FDR, ever the media-savvy politician, began to treat these speeches like things worthy of every American’s notice. At a time when more than 40 percent of Americans owned a radio, FDR had taken something modest and turned it into something epic. By 1940, 83 percent of Americans would own a radio, basically ensuring that the mass-media reach of the State of the Union meant that it was just as much for people at home as it was for the people in Washington.
(It’s worth noting, by the way, that FDR’s New Deal programs brought electricity to many rural parts of the country—a phenomenon that helped radio’s uptake.)
From there, things only got crazier: In 1947, Harry Truman brought the speech to television, and in 1965, Lyndon Johnson made it a prime-time affair. The rise of CNN (and later, Fox News) turned the SOTU into a political sport. Bill Clinton started livestreaming it online in 1997. Barack Obama mixed his live speeches with detailed infographics.
And, eventually, people found Twitter, and now, to put it in the nicest terms possible, it’s a total shitshow. Nonetheless, it's still be fun to watch.
Five defining SOTU moments
- Perhaps the greatest individual moment in State of the Union history came in 1941, when FDR introduced his “Four Freedoms”—freedom of speech, freedom to worship, freedom from want, and freedom from fear. Coming as it did as a World War was breaking out, the impact of the speech was massive. Here’s a PDF featuring some of the early drafts of this section of the speech.
- In 1974’s State of the Union address, Richard Nixon told the audience—both in Congress and at home—that “one year of Watergate is enough.” But it wasn’t enough, and eight months later, Nixon would resign.

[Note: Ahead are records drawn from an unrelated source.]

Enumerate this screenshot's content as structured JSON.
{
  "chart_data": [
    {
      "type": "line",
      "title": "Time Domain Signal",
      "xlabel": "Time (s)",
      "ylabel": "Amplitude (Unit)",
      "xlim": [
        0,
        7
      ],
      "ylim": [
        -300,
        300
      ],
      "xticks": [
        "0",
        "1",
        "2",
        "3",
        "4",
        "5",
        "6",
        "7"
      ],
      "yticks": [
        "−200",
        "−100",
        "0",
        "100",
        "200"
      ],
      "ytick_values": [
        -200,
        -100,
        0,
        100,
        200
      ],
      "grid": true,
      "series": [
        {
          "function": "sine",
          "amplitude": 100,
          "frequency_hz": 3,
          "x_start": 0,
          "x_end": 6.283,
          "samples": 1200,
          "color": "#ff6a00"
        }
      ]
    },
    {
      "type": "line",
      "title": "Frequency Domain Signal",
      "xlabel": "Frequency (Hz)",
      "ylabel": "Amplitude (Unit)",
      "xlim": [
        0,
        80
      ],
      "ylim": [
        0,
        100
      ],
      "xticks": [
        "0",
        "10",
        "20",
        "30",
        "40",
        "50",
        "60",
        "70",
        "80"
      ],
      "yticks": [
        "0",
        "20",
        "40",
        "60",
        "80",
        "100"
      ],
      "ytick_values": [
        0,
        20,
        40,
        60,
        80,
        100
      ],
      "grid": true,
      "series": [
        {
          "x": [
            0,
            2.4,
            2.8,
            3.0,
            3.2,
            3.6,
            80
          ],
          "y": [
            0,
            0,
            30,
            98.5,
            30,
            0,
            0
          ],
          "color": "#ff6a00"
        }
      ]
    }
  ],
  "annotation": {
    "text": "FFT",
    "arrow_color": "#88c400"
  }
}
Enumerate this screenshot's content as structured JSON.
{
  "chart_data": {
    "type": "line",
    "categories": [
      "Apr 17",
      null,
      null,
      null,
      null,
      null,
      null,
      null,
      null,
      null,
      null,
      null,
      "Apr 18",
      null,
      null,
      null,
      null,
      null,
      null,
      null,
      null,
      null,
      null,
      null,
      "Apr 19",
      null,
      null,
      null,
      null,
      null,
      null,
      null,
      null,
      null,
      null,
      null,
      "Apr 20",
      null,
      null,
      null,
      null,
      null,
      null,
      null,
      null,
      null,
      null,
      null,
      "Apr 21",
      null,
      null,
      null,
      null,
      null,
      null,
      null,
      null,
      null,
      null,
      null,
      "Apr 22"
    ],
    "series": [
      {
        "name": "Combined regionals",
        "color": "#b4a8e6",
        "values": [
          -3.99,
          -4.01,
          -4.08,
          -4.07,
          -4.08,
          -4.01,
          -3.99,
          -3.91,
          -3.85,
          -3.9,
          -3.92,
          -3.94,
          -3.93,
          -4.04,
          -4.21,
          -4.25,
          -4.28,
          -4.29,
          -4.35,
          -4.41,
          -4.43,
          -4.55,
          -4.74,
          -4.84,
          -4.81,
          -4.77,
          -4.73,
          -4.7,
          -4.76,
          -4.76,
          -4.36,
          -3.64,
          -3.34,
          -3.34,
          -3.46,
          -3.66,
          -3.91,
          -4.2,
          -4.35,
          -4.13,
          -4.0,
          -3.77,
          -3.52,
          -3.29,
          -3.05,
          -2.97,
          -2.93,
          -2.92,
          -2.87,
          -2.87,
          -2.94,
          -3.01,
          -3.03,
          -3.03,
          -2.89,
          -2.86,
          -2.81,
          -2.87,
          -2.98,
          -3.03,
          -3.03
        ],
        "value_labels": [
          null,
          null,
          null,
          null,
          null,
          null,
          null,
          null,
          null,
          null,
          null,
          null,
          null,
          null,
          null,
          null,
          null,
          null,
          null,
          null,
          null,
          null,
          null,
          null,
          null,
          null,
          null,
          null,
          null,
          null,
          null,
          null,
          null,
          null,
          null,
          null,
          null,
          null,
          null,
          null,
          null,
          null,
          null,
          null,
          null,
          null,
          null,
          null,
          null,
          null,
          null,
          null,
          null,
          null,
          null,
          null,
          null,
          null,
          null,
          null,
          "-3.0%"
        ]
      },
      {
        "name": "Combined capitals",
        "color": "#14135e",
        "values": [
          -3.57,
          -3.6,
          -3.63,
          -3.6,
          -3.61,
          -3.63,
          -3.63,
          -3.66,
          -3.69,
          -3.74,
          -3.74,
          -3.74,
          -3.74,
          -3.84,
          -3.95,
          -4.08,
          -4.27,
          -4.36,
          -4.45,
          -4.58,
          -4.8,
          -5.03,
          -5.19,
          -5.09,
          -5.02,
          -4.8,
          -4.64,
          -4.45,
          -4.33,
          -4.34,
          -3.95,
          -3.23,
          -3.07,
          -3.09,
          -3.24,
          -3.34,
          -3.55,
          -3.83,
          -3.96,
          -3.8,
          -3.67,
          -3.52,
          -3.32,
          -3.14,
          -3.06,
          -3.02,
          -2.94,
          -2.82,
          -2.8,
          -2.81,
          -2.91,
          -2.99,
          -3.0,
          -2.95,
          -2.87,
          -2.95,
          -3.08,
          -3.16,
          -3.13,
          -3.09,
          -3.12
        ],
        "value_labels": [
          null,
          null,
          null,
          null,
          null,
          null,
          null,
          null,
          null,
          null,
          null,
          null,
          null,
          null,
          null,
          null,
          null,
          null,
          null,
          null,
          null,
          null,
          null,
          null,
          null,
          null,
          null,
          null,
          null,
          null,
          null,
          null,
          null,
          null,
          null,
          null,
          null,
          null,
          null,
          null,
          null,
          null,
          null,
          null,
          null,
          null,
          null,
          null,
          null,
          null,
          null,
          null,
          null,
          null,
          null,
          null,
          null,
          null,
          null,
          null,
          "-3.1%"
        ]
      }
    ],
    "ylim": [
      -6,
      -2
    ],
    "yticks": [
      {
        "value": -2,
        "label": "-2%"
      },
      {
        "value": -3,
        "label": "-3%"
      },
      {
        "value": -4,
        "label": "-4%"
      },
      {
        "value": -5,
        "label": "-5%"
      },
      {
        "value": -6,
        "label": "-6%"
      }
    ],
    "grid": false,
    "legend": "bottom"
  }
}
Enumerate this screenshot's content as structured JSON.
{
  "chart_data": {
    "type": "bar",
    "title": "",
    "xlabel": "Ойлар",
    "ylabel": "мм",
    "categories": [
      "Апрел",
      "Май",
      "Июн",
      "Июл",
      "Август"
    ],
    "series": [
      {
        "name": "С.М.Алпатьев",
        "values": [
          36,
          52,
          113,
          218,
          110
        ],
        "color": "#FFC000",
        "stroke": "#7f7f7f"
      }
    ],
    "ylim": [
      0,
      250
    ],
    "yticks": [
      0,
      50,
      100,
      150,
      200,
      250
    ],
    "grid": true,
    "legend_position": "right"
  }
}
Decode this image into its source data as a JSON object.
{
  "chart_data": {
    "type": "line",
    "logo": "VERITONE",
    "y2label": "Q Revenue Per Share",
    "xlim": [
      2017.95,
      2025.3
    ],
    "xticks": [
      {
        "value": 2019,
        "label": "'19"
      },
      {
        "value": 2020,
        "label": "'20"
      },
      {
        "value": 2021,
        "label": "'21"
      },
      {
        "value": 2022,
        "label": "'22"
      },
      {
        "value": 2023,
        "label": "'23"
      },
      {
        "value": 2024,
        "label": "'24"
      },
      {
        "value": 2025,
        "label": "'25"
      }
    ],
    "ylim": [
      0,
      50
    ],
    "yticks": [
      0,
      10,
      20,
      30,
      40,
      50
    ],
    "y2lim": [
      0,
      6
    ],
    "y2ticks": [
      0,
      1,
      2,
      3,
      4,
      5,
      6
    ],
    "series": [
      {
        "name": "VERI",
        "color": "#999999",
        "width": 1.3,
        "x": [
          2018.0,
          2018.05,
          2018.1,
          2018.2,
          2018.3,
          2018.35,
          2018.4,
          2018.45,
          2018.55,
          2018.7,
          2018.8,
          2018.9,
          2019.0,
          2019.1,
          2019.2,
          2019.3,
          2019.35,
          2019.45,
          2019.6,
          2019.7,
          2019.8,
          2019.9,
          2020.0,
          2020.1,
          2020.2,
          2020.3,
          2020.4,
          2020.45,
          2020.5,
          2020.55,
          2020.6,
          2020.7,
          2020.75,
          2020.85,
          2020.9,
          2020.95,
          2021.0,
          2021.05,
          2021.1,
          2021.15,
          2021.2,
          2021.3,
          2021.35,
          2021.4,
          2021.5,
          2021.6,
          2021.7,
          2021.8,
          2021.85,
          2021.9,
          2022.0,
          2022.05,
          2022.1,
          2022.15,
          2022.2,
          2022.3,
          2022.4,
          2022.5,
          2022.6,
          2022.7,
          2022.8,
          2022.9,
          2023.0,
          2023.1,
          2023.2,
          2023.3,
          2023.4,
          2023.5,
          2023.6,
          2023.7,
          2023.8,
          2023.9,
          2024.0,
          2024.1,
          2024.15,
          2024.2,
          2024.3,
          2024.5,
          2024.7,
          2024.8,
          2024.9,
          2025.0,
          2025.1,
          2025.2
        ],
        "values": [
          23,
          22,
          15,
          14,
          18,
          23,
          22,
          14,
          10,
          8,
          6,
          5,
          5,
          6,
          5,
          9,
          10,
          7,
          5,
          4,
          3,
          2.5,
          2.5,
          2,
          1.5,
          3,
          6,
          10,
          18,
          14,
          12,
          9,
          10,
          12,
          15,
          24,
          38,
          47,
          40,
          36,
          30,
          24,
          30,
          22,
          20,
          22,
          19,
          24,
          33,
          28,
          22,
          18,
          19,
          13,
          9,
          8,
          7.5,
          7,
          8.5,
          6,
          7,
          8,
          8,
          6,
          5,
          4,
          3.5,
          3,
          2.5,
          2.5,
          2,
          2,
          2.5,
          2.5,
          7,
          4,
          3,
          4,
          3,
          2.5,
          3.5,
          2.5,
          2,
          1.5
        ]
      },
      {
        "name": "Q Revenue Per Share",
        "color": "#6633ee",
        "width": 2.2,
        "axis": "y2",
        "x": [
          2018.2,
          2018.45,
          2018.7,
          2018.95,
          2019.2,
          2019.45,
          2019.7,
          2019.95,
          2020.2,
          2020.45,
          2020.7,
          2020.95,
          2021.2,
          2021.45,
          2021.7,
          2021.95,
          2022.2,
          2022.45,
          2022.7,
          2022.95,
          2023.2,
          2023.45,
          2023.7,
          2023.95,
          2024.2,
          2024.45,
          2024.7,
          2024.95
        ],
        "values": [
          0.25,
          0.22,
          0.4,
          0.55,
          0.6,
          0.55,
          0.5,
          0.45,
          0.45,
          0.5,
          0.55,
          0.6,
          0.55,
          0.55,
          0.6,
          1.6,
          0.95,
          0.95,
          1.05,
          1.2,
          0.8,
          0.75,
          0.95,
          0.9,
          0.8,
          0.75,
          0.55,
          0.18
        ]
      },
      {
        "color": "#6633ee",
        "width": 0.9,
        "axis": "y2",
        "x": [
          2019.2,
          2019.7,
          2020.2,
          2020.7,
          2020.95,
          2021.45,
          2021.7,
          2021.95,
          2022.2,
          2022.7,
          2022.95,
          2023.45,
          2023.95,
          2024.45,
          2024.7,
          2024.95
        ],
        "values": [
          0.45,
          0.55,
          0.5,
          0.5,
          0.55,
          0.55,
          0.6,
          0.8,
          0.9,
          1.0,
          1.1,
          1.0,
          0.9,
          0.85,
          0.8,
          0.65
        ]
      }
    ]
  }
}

- The next year, Nixon’s replacement, Gerald R. Ford, offered up a fairly humanizing line near the beginning of his speech: “I must say to you that the state of the Union is not good.” It was a riff on a line by Harry Truman in his 1949 speech, but the dramatic flip gave it a much more lasting impact.
- George W. Bush, just a few months after the September 11th attacks changed everything, used the term “Axis of Evil” to refer to North Korea, Iraq, and Iran—three countries that, as far as we know, had nothing to do with the 9/11 attacks. Here’s David Frum, the speechwriter who coined the phrase in 2002, defending his work.
- And just for kicks, the 1985 Democratic response to the State of the Union, which is ‘80s-tastic and gave America its first up-close look at Bill Clinton. (Most SOTU responses are awful, but at least this one had a Genesis soundtrack.) Clinton had a great one-liner of his own in 1996, when he announced that “the era of big government is over.” It wasn’t, but good effort.
The first year that opposition parties gave televised responses to the State of the Union address. With Johnson giving his speeches at night all of a sudden, opposing parties needed to get their points of view in.
The number of State of the Union response-givers that eventually themselves became president—Gerald Ford (1966, the first year), George H.W. Bush (1967), and Bill Clinton (1985). A lot of wannabe presidential candidates have tried to do the same—some of whom got thirsty during the speech.
The State of the Union is a long speech, and it covers so many things that we forget most of the details about it within a week, if not within a day. But it's a great tradition, and one that’s perfect for drinking games, making fun of the weird relationship between Joe Biden and John Boehner, and tweeting random jokes that will be quickly forgotten about or turned into Twitchy posts that will be forgotten about even quicker.
As the half-lives on our news cycles decay ever so quickly, will the speech’s impact fade away over time? We'll leave that question to history. For now, bottoms up.